Mansueto si lisciò il mento e si guardò attorno. Si sporse a sua volta. «È dove portano gli ospiti morti prima che vengano trasferiti all’obitorio dell’ospedale.»
Quello poteva essere il posto giusto. Sospirò e scosse la testa.
«Ma siamo solo dei poveri vecchi. C’è poco da fare.»
Alfio sorrise. «Il termostato terzulla se non l’apri.»
«Appunto.»
In tv una donna sorrideva. «Purgolax, non farti bloccare dalla stitichezza!»
Cesare sbarrò gli occhi: quella sconosciuta aveva ragione.
«No! Non dobbiamo farci bloccare! Mansueto, non si è morti finché non si è morti. Vieni con me.»
Si alzò. «Alfio, dammi quel budino.»
Senza aspettare risposta afferrò il bicchiere del compagno e s’incamminò verso le scale. Aveva quasi raggiunto la porta della sala comune che la Doris lo raggiunse con le mani sui fianchi.
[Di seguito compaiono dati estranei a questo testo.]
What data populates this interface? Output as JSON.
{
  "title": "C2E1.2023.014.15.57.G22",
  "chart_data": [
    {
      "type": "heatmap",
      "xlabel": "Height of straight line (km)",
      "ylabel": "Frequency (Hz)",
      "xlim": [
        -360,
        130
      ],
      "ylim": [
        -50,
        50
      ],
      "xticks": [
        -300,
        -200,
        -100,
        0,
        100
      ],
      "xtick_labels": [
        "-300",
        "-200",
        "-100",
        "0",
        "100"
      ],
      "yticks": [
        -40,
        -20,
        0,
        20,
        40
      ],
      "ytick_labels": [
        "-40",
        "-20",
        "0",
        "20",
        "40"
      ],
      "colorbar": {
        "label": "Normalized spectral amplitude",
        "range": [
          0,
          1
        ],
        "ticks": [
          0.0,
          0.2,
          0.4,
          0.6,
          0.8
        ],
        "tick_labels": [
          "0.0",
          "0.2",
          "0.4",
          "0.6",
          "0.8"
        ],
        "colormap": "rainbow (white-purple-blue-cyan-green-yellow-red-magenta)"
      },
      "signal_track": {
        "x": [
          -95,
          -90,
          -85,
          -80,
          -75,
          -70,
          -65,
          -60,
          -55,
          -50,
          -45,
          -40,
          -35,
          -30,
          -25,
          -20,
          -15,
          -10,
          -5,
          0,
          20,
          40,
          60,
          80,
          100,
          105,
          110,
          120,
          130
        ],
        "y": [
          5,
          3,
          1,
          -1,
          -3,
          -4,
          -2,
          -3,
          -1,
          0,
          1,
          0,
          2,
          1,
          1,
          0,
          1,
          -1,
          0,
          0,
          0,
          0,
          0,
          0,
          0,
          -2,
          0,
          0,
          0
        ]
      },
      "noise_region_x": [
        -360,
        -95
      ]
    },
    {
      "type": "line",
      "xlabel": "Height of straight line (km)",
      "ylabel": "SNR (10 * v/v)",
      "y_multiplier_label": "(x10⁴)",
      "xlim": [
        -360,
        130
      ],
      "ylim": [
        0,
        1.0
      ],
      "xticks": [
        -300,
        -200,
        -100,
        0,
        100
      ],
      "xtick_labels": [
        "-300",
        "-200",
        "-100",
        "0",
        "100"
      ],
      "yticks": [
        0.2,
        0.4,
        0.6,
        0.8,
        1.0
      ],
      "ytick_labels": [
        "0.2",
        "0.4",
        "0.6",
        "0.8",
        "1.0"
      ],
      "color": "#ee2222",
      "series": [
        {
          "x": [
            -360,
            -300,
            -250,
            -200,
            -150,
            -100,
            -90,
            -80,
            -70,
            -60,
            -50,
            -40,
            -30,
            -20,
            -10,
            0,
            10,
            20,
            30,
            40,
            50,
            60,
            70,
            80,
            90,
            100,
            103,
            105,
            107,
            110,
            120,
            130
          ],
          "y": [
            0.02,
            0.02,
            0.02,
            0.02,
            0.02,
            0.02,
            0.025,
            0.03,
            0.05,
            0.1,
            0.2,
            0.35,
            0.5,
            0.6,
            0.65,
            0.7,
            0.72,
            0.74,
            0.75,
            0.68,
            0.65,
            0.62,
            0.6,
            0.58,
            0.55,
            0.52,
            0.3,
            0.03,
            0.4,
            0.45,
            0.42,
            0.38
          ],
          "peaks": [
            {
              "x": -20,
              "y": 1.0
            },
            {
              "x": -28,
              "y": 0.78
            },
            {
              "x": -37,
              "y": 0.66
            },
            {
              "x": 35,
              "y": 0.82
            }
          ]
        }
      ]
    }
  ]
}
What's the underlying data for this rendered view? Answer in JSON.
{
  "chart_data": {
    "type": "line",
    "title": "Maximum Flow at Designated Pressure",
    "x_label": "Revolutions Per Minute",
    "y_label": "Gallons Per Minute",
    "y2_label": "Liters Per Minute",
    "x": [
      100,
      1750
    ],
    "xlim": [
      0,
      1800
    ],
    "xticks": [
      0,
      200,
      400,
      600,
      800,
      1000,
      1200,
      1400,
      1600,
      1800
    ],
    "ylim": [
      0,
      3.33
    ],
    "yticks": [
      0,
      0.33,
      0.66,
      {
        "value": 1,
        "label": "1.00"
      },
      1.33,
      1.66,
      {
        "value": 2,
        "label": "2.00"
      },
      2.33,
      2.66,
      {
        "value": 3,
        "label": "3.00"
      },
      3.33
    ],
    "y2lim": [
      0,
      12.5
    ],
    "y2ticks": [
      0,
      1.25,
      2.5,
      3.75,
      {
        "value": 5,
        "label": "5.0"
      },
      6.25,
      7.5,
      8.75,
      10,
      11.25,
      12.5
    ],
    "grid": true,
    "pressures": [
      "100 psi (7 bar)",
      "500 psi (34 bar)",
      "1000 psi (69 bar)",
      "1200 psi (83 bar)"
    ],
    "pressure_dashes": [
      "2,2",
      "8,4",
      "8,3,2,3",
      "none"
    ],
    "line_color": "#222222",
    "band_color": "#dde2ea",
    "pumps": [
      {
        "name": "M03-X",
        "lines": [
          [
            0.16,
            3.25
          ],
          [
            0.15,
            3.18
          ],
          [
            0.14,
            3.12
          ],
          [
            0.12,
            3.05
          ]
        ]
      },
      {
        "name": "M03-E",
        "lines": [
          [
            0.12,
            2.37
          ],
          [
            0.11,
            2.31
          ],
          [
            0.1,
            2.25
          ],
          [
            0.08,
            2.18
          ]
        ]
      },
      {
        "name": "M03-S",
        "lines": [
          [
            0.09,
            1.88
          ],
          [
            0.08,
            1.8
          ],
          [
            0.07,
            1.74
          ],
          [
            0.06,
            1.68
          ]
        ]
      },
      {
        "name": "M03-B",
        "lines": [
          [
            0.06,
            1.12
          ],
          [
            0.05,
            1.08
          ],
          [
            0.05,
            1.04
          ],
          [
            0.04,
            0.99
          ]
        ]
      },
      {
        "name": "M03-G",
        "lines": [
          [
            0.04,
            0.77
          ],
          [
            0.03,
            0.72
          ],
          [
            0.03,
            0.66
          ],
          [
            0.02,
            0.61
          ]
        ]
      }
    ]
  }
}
«Cesare? Torni al suo posto.»
«Subito.»
Finse d’inciampare lanciandosi contro la donna. Le lanciò il budino sul petto e, urtandola, infilò la mano nella tasca dell’uniforme. La donna gridò, lo scostò e guardò con orrore il budino colare nella scollatura.
«Scusa, Doris!»
Il donnone sibilò, si voltò e si diresse verso il bagno di servizio. Cesare fece cenno al Mansueto e quello gli si avvicinò.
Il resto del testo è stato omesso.